Je ne reviendrai pas aujourd'hui sur le triste spectacle offert par certaines formations politiques de notre canton qui finiront bien par comprendre que l'"acharnement thérapeutique" visant à nettoyer la racaille venue d'outre frontière les mènera tôt ou tard vers l'oubli.

Non. Je souhaite juste saluer aujourd'hui les initiateurs et concepteurs du bus aux couleurs de Genève qui va sillonner le territoire de la Confédération et (enfin !) expliquer à tous les Suisses que nous sommes très attachés à ce pays, même si notre frontière commune ne mesure pas plus de dix kilomètres.

Il aura fallu deux siècles pour que nos gouvernants prennent enfin conscience que Genève avait quelque chose à dire à tous ces citoyens qui, par peur ou par paresse n'ont jamais amené leurs pas au pied du jet d'eau. Sans doute parce que le voir de loin était suffisant ! Qu'à cela ne tienne. Ils n'ont pas souhaité venir, nous allons à eux. Et de belle manière.

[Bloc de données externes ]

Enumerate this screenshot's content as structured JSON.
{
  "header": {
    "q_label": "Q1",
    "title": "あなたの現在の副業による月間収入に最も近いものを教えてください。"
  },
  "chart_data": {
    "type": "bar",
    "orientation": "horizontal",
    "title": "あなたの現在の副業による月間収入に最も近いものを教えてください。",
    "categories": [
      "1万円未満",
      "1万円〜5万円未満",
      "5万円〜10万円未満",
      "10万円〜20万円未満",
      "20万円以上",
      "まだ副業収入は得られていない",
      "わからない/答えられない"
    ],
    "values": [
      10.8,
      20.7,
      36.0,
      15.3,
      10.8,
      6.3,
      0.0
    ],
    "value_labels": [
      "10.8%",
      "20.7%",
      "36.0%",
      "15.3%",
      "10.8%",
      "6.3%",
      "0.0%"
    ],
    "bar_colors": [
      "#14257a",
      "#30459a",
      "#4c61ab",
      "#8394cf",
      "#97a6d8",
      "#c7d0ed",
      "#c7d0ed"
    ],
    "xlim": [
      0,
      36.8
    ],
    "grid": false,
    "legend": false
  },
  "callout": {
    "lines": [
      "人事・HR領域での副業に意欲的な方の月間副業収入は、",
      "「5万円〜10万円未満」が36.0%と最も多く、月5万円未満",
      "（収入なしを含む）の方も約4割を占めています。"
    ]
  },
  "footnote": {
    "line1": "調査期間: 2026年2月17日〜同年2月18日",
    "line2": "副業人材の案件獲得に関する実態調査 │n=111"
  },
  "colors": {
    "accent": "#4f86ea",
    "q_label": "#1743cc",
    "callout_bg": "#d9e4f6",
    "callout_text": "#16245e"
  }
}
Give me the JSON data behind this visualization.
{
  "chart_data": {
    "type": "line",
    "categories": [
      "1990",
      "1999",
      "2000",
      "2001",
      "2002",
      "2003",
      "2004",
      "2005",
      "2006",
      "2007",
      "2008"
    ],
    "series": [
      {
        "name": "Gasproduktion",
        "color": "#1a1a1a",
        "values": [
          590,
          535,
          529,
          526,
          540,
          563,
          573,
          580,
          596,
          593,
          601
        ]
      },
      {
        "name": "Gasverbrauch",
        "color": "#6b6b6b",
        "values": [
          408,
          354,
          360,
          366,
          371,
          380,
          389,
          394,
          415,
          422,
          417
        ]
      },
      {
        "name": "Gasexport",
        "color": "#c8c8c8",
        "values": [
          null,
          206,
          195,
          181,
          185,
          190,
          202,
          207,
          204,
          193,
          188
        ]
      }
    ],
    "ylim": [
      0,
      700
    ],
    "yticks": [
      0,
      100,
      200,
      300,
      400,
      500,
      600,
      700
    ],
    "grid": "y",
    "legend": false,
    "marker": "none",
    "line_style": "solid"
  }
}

C'est probablement une manière plaisante de montrer que la Genève internationale n'est pas un monstre inabordable et bien qu'elle abrite d'innombrables organisations gouvernementales et non gouvernementales, ses citoyens conservent un accent à nulle autre pareil. De bleu, de bleu. Ce sera aussi l'occasion de montrer que l'époque où les vignerons faisaient "pisser la vigne" a fait place à des spécialistes de la vinification qui gagnent des médailles dans les concours internationaux. Sans oublier non plus l'épineux de Plainpalais, ce cardon protégé.

Bien sûr, il conviendra d'être un poil moins disert avec le Servette FC qui a perdu de sa superbe depuis longtemps. Peut-être que les politiques qui accompagnent le convoi expliqueront pourquoi les appartements sont si rares à Genève, et si chers !

Enfin bref. Ce qui importe, c'est de montrer à tous nos compatriotes qu'avec nos spécificités, même si elles ressemblent parfois - ce n'est pas un crime - à celles de nos voisins et amis français, ne font pas de nous des traitres à la patrie ! Genève a besoin de la Suisse et la Suisse a besoin de Genève. C'est sans doute un lieu commun, mais il est en certains qu'il est bon de rappeler régulièrement.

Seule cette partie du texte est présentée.